Governing Law and Jurisdiction.
This Agreement is governed by the laws of the State of New York, without reference to its conflict of law principles and without regard to the U.N. Convention on Contracts for the International Sale of Goods. The Uniformed Computer Information Transactions Act does not apply to this Agreement.
A waiver of any breach or default under this Agreement shall not constitute a waiver of any right for subsequent breach or default.
The original of this Agreement has been written in English. The parties hereto waive any statue, law, or regulation that might provide an alternative law or forum to have this Agreement written in any language other than English.
The provisions of this Agreement are declared to be severable. If any provision of this Agreement is held to be excessively broad as to scope, activity, subject or otherwise so as to be unenforceable at law, such provision shall be constructed by limiting or reducing it so as to be enforceable to the maximum extent compatible with the applicable law as it shall then appear.<
Headings in this Agreement are included for reference only and shall not constitute a part of this Agreement for any other purpose.
This Agreement sets forth the entire agreement and understanding between Fidelis and Customer regarding the subject matter hereof an supersedes any prior or contemporaneous representations, advertisements, statements, proposals, negotiations, discussions, understandings, or agreements regarding the same subject matter. This Agreement may not be modified or amended except by a single writing signed by both Fidelis and Customer.
Third Party Beneficiary.
Each of Fidelis’ licensors of third party software made available as part of the Product is a third party beneficiary of this Agreement, entitled to all rights of Fidelis hereunder.
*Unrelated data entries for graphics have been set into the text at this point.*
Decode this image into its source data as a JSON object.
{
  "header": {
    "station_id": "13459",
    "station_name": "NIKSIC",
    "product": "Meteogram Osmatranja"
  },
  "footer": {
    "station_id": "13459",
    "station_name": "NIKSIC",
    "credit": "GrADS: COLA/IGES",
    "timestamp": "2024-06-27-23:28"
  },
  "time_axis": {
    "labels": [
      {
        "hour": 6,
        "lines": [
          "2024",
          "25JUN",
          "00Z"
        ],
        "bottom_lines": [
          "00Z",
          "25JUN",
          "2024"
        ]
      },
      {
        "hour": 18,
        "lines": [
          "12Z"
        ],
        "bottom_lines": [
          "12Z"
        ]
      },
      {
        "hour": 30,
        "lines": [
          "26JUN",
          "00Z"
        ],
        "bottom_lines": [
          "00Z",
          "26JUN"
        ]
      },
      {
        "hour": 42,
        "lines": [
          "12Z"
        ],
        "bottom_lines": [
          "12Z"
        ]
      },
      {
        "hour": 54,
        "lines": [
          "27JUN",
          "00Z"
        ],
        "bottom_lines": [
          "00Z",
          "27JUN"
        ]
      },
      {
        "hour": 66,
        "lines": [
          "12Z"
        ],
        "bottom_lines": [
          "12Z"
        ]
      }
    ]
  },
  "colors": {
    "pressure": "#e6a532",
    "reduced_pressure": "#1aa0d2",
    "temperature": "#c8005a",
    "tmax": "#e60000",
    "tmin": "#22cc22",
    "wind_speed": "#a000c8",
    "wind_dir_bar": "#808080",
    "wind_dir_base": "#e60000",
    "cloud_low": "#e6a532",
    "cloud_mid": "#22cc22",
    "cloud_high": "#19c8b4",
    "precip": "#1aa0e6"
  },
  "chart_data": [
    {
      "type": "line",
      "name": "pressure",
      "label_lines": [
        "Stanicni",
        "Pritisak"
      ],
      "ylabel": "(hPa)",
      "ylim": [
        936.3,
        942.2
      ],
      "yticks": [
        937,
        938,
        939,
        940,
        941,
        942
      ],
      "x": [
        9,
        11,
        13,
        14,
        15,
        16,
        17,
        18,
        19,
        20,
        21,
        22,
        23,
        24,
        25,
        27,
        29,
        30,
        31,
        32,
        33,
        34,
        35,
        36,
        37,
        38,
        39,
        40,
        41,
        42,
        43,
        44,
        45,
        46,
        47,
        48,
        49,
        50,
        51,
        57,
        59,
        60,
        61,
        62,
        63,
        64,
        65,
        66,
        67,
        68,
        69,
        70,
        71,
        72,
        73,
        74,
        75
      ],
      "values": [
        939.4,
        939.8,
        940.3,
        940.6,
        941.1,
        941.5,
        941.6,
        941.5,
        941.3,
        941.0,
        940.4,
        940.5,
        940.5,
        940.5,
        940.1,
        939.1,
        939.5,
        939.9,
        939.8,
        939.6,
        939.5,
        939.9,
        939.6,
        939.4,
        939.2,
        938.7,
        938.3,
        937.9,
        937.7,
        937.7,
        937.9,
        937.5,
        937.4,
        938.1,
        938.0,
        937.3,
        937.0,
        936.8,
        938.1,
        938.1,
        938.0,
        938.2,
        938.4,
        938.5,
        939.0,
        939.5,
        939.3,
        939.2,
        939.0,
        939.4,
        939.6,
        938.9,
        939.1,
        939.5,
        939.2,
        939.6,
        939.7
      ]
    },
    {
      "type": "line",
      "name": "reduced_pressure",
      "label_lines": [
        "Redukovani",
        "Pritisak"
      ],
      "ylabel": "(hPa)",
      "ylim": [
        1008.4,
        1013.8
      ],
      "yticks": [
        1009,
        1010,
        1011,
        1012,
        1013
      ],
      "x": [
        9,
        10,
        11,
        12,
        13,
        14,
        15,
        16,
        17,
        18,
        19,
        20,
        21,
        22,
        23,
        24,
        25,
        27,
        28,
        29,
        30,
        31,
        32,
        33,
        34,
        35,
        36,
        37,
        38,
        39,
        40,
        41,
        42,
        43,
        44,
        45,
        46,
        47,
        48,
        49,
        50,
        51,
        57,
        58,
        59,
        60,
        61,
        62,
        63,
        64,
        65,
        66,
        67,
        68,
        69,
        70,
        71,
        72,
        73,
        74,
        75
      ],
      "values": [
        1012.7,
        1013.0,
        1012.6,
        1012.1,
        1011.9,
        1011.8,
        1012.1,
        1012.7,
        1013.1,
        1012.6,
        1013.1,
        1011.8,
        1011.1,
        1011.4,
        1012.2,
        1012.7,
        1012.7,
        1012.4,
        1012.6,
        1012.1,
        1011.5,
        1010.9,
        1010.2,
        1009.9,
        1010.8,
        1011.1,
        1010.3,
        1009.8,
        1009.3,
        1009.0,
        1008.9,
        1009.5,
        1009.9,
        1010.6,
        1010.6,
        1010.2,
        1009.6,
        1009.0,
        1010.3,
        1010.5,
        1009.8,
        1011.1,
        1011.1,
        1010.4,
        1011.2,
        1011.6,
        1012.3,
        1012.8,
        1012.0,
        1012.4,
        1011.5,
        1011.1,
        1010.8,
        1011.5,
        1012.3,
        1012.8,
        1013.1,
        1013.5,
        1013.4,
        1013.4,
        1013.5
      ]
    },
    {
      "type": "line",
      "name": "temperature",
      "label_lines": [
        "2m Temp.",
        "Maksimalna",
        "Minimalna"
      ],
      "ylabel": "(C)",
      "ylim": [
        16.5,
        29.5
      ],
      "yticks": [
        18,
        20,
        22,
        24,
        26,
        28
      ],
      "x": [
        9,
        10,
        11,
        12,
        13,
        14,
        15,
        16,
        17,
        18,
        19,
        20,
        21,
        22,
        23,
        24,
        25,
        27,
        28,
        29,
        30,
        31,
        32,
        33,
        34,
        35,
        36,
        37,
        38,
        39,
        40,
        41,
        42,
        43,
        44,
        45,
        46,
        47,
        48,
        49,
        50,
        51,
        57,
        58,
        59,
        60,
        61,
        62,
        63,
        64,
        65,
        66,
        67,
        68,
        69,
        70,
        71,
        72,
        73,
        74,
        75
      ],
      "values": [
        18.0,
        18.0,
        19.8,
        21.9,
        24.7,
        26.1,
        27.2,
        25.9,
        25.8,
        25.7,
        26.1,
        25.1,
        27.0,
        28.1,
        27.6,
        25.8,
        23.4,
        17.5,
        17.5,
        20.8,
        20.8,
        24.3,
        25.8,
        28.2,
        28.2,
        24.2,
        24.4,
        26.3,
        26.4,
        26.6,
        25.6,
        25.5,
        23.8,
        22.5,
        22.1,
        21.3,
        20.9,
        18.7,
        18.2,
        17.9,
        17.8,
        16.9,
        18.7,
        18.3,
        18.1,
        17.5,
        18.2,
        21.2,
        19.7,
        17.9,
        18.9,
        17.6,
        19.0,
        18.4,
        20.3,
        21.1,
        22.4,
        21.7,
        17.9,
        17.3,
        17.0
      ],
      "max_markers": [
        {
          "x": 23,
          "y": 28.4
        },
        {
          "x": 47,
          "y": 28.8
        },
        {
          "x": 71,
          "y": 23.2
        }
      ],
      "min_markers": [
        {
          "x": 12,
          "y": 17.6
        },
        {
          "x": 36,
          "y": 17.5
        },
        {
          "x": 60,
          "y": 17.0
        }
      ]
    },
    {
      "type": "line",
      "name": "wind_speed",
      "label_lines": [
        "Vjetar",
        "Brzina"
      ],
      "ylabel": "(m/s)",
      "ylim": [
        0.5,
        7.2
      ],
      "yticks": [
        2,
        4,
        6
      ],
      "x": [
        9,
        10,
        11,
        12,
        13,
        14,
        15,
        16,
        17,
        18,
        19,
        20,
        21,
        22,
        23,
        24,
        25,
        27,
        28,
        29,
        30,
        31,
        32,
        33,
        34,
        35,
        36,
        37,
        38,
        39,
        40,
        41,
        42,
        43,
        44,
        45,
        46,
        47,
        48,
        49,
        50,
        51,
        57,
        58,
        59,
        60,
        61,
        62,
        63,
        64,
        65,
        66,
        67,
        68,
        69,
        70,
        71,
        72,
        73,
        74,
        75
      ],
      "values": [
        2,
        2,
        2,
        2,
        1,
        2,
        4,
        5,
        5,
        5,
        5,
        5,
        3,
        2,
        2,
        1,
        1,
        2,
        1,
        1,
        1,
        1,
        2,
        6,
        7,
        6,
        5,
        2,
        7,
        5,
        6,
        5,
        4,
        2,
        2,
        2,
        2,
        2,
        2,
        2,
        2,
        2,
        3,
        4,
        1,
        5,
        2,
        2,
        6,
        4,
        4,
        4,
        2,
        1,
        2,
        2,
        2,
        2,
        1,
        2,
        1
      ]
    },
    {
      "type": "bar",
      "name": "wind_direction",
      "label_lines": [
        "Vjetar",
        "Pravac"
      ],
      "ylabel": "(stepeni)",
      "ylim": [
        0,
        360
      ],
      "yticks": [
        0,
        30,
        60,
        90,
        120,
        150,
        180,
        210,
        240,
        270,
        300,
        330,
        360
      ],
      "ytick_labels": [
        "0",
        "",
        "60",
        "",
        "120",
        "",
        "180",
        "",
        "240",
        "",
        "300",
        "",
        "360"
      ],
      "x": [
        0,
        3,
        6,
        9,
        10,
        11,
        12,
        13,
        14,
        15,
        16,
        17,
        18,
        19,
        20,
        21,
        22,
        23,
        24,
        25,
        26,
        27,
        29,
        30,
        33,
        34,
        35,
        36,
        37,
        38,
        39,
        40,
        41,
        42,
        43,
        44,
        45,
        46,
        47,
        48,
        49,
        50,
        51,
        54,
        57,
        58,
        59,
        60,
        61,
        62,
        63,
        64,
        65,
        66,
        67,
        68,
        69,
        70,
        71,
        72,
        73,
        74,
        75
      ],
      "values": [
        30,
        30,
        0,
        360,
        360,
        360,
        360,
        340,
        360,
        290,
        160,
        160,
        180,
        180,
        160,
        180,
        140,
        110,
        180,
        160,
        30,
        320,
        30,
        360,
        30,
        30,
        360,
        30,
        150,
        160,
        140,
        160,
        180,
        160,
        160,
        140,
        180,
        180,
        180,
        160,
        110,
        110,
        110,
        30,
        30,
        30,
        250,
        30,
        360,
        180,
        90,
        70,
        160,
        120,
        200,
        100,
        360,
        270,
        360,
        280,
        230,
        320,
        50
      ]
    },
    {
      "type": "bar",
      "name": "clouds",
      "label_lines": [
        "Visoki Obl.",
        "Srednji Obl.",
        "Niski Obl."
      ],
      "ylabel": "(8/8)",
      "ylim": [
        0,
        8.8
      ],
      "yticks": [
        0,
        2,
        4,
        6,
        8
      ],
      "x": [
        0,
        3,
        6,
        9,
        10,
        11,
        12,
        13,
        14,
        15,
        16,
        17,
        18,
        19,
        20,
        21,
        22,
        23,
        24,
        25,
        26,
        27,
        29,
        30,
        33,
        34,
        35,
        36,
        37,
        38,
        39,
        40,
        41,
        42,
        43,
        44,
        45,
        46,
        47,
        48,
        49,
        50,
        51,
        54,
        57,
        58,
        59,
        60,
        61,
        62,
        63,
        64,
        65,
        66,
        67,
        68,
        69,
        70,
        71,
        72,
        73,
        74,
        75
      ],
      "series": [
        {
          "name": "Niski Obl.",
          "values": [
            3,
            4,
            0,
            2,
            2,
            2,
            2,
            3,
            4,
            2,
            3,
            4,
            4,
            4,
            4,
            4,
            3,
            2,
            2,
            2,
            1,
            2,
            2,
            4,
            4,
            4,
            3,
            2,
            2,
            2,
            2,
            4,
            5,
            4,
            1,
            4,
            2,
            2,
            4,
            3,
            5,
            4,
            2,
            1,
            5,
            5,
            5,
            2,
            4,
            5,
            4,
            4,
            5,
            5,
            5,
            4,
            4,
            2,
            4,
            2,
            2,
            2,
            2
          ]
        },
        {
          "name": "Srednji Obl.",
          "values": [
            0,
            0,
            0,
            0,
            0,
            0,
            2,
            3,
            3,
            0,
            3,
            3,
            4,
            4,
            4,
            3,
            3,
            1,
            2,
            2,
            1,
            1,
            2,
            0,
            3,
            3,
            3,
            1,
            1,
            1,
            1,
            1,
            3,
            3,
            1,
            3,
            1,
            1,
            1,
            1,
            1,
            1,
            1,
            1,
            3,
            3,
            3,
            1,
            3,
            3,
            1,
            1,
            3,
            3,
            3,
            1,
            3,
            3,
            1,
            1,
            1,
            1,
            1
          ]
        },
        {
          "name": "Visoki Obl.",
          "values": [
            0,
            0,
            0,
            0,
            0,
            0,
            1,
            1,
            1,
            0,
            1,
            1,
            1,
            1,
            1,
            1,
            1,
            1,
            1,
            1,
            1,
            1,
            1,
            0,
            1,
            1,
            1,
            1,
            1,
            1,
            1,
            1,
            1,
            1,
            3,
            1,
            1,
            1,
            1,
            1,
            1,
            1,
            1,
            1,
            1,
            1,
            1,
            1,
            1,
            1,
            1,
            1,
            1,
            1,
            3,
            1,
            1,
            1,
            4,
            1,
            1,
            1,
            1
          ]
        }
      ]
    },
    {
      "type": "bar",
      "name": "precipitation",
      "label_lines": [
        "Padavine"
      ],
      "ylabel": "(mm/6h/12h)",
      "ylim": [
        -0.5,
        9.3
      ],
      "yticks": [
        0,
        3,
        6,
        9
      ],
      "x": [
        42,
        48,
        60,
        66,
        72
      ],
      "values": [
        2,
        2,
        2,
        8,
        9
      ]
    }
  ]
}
Customer hereby acknowledges that the Product is subject to export controls under the laws and regulations of the United States. Customer agrees to comply with all laws and regulations governing the use, export, re-export, and transfer of the Product and will obtain all U.S. and local authorizations, permits, or agreements required. Customer agrees not to distribute or supply the Product or any part thereof or any direct product thereof to any person or entity if Customer has reason to believe that such person or entity intends to export, re-export, or otherwise take the same to, or use the same in, prohibited or embargoed countries. Customer shall obtain, at its own expense, any non-United States government consents, authorizations, approvals, filings, registrations, permit or licenses required for Customer to exercise its rights and to discharge its obligations under this Agreement. Customer shall indemnify, defend and hold harmless Fidelis from any and all damages, costs, and expenses, including reasonable attorneys' fees, resulting to Fidelis from Customer's failure to comply with the foregoing.